Anyway we began our initial walk which I found out later increased about 500 feet over a little less then a mile hike (no wonder we were a little winded). We saw three of the named "tall tree attractions" in the Fallen Monarch, Bachelor and Three Graces and Grizzly Giant. You can see all three of these within an hour walk which is about what we did.
The forest is full of very unafraid deer. They are so use to people walking through that they almost don't give you a second thought as you traverse through their part of the woods.
This grove on the southern edge of the park, just above Fish Camp, contains some 250 awe-inspiring giant sequoias, the largest trees on earth. Many are nearly 3,000 years old, and several trees stand nearly 200 feet tall and l5 or more feet in diameter. These trees can be seen from the parking area, but to view the largest, take a short walk or tram tour. The tram six-mile loop provides easy access for viewing and photographing these magnificent wonders. The star of the tour is the "Grizzly Giant." The Giant has a circumference of more than 100 feet, is almost 35 feet in diameter and is the oldest known giant sequoia.
On an alternate trail from the Mariposa Grove Museum back to the Lower Grove parking area, you'll find two rarely visited trees: The Clothespin and the Faithful Couple. The Clothespin is a giant sequoia that has been badly burned many times, creating a natural tunnel in its trunk. The hole is actually large enough for a car to drive through (the size of the tunnel in my photo doesn't show how big the it really is). The Faithful Couple, about 0.2 miles away, is a pair of giant sequoias that began growing very close to each other and eventually merged at their bases.
The giant Galen Clark Tree is 1/10 of a mile down the tram road from the Fallen Wawona Tunnel Tree.

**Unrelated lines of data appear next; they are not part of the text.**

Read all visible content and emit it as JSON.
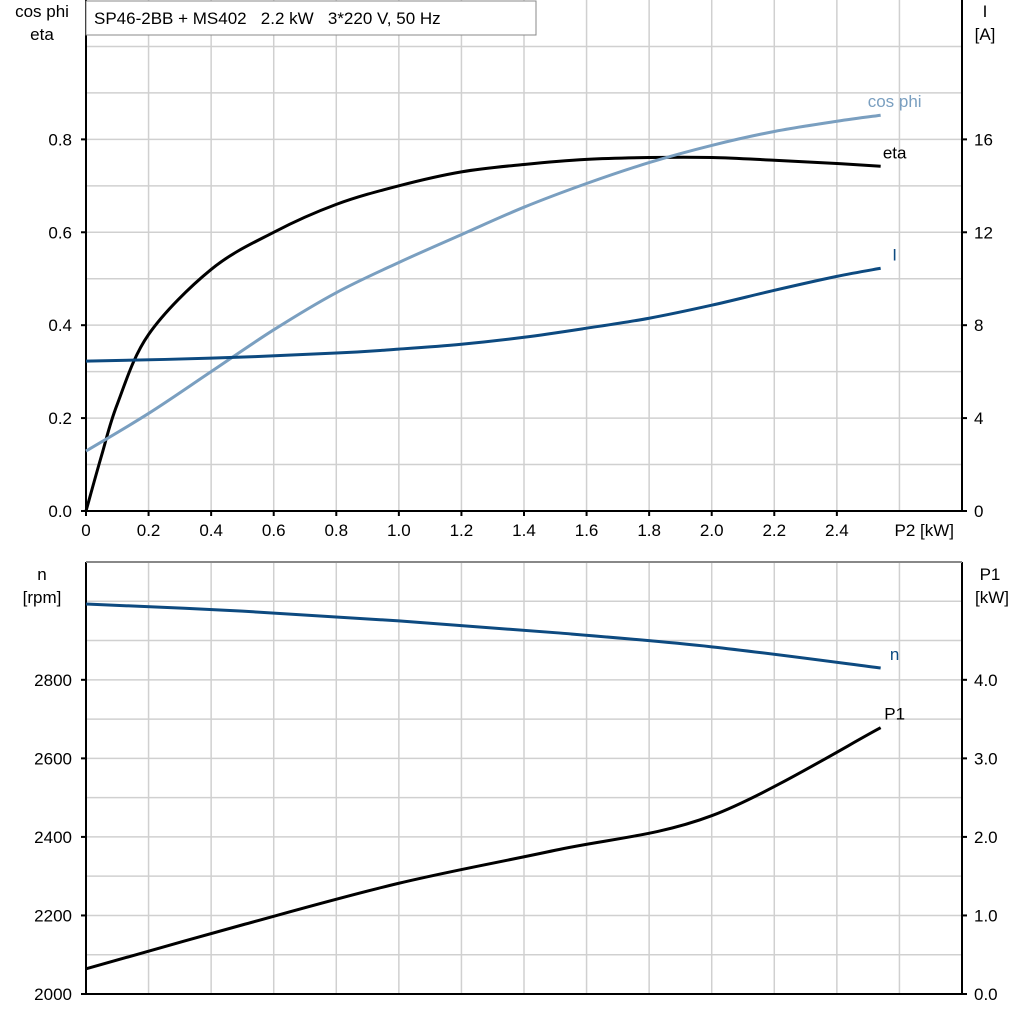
{
  "chart_data": [
    {
      "type": "line",
      "title": "SP46-2BB + MS402   2.2 kW   3*220 V, 50 Hz",
      "xlabel": "P2 [kW]",
      "ylabel_left": [
        "cos phi",
        "eta"
      ],
      "ylabel_right": [
        "I",
        "[A]"
      ],
      "xlim": [
        0,
        2.8
      ],
      "ylim_left": [
        0,
        1.1
      ],
      "ylim_right": [
        0,
        22
      ],
      "x_ticks": [
        "0",
        "0.2",
        "0.4",
        "0.6",
        "0.8",
        "1.0",
        "1.2",
        "1.4",
        "1.6",
        "1.8",
        "2.0",
        "2.2",
        "2.4"
      ],
      "y_left_ticks": [
        "0.0",
        "0.2",
        "0.4",
        "0.6",
        "0.8"
      ],
      "y_right_ticks": [
        "0",
        "4",
        "8",
        "12",
        "16"
      ],
      "grid": true,
      "series": [
        {
          "name": "eta",
          "axis": "left",
          "color": "#000000",
          "x": [
            0,
            0.05,
            0.1,
            0.2,
            0.4,
            0.6,
            0.8,
            1.0,
            1.2,
            1.4,
            1.6,
            1.8,
            2.0,
            2.2,
            2.4,
            2.54
          ],
          "y": [
            0,
            0.12,
            0.23,
            0.38,
            0.52,
            0.6,
            0.66,
            0.7,
            0.73,
            0.746,
            0.757,
            0.761,
            0.761,
            0.755,
            0.748,
            0.742
          ]
        },
        {
          "name": "cos phi",
          "axis": "left",
          "color": "#7a9fc0",
          "x": [
            0,
            0.2,
            0.4,
            0.6,
            0.8,
            1.0,
            1.2,
            1.4,
            1.6,
            1.8,
            2.0,
            2.2,
            2.4,
            2.54
          ],
          "y": [
            0.129,
            0.21,
            0.3,
            0.39,
            0.47,
            0.535,
            0.595,
            0.654,
            0.705,
            0.75,
            0.787,
            0.817,
            0.839,
            0.852
          ]
        },
        {
          "name": "I",
          "axis": "right",
          "color": "#0d4a80",
          "x": [
            0,
            0.4,
            0.8,
            1.0,
            1.2,
            1.4,
            1.6,
            1.8,
            2.0,
            2.2,
            2.4,
            2.54
          ],
          "y": [
            6.45,
            6.58,
            6.8,
            6.97,
            7.18,
            7.48,
            7.87,
            8.3,
            8.86,
            9.5,
            10.1,
            10.45
          ]
        }
      ]
    },
    {
      "type": "line",
      "ylabel_left": [
        "n",
        "[rpm]"
      ],
      "ylabel_right": [
        "P1",
        "[kW]"
      ],
      "xlim": [
        0,
        2.8
      ],
      "ylim_left": [
        2000,
        3100
      ],
      "ylim_right": [
        0,
        5.5
      ],
      "y_left_ticks": [
        "2000",
        "2200",
        "2400",
        "2600",
        "2800"
      ],
      "y_right_ticks": [
        "0.0",
        "1.0",
        "2.0",
        "3.0",
        "4.0"
      ],
      "grid": true,
      "series": [
        {
          "name": "n",
          "axis": "left",
          "color": "#0d4a80",
          "x": [
            0,
            0.5,
            1.0,
            1.5,
            2.0,
            2.54
          ],
          "y": [
            2993,
            2975,
            2950,
            2920,
            2884,
            2830
          ]
        },
        {
          "name": "P1",
          "axis": "right",
          "color": "#000000",
          "x": [
            0,
            0.5,
            1.0,
            1.5,
            2.0,
            2.54
          ],
          "y": [
            0.32,
            0.88,
            1.41,
            1.83,
            2.27,
            3.39
          ]
        }
      ]
    }
  ]
}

It is set rather far back from the road, so you really can't get a good view of it. Galen Clark, the namesake of the tree, was diagnosed with lung disease in 1853 and told by doctors that he only had a few months left to live. Clark decided to spend the rest of his time in the mountains before he died. Upon entering the Sierra Nevada, he found the Mariposa Grove of Giant Sequoias. He lived here for the most of the rest of his life, guarding and fighting for these trees. In the 1863, his work helped President Lincoln to set aside the Yosemite Grant, which preserved Yosemite Valley and the Mariposa Grove. By 1890, he and John Muir had succeeded in establishing Yosemite National Park. Clark later died at the ripe age of 90.